Ultra-high oxidation resistance of suspended single-wall carbon nanotube bundles grown by an "all-laser" process

Single-wall carbon nanotubes (SWCNTs) were laterally grown on SiO ₂/Si substrates by means of an "all-laser" growth process. Our "all-laser" process stands out by its exclusive use of the same pulsed UV laser, first, to deposit the CoNi nanocatalyst and, second, to grow SWCNTs through the laser ablation of a pure graphite target. The "all-laser" grown SWCNTs generally self-assemble into bundles (5-15 nm-diam.) sprouting from the CoNi nanocatalyst and laterally bridging the 2 μm gap separating adjacent catalysed electrodes (in either "suspended" or "on-substrate" geometries). A comparative study of the oxidation resistance of both suspended and on-substrate SWCNTs was achieved.
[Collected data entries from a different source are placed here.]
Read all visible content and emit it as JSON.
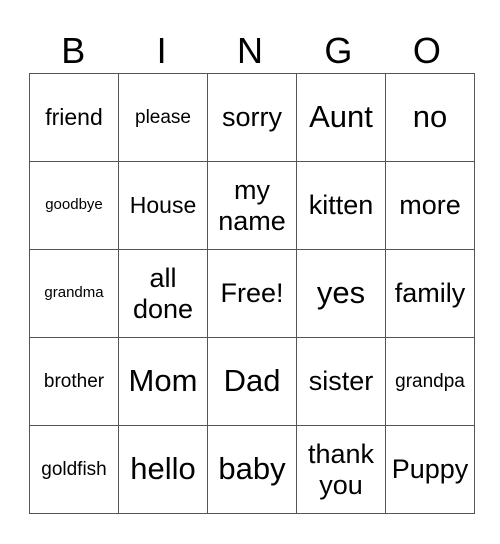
{
  "header": [
    "B",
    "I",
    "N",
    "G",
    "O"
  ],
  "cells": [
    [
      "friend",
      "please",
      "sorry",
      "Aunt",
      "no"
    ],
    [
      "goodbye",
      "House",
      "my name",
      "kitten",
      "more"
    ],
    [
      "grandma",
      "all done",
      "Free!",
      "yes",
      "family"
    ],
    [
      "brother",
      "Mom",
      "Dad",
      "sister",
      "grandpa"
    ],
    [
      "goldfish",
      "hello",
      "baby",
      "thank you",
      "Puppy"
    ]
  ]
}
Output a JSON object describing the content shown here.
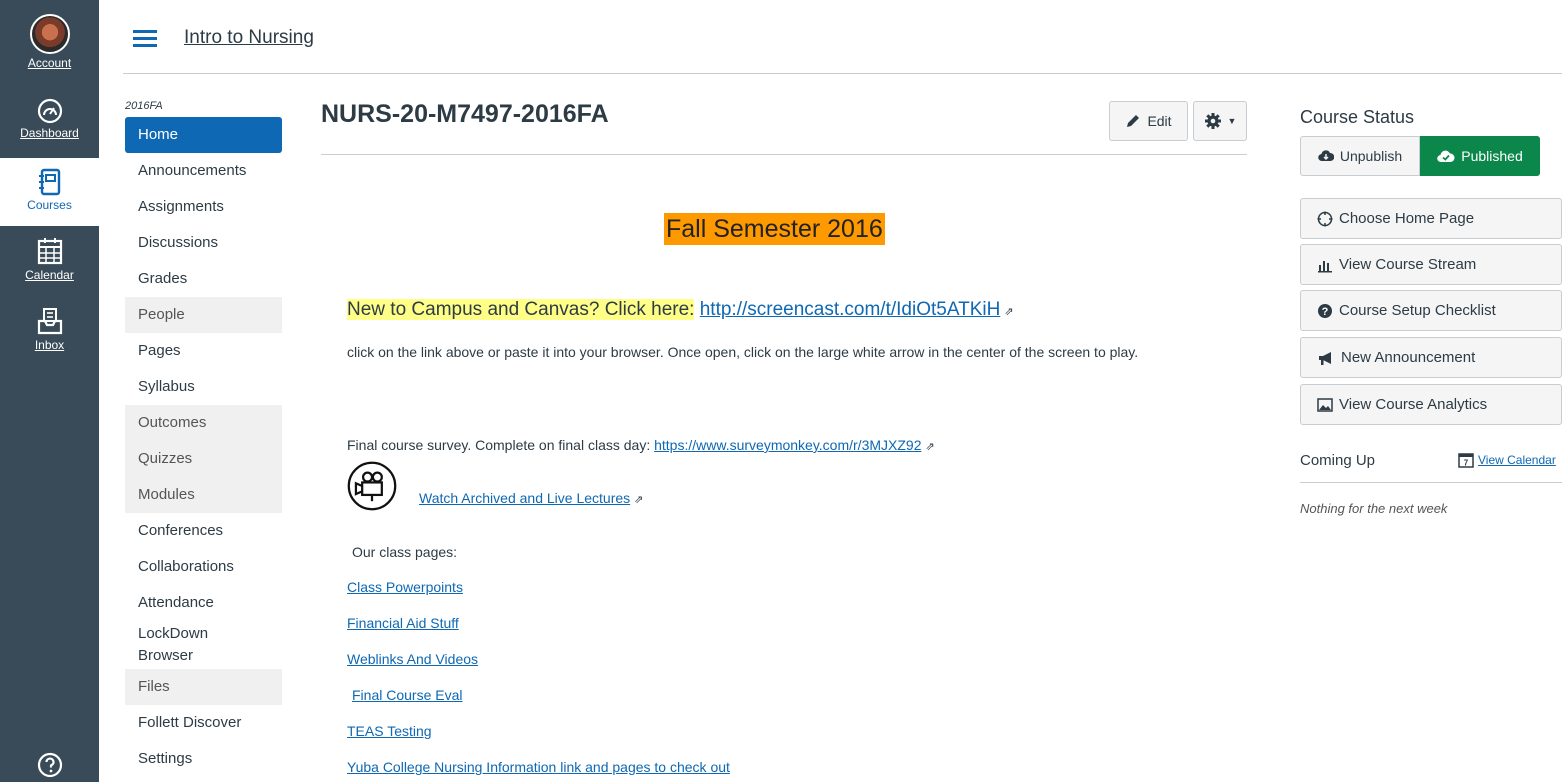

The "all-laser" grown SWCNTs were subjected to annealing under flowing oxygen at temperatures ranging from 200 to 1100°C Systematic scanning electron microscopy observations combined with micro-Raman analyses revealed that more than 20% of suspended nanotubes were still stable at temperatures as high as 900 °C under flowing O ₂ while the on-substrate counter-part were completely burnt out at this temperature. Accordingly, the activation energy, as deduced from the Arrhenius plot, of the suspended SWCNTs is found to be as high as ∼180 kJ mol ^-1 (∼9 times higher than that of the on-substrate ones). The high quality (almost defect-free) of the nanotubes synthesized by the "all-laser" approach, their protected tips into the embedded CoNi catalyst nanolayer together with their suspended geometry are thought to be responsible for their unprecedented ultra-high oxidation resistance. This opens up new prospects for the use of these suspended nanotubes into nanodevices that have to operate under highly oxidizing environments.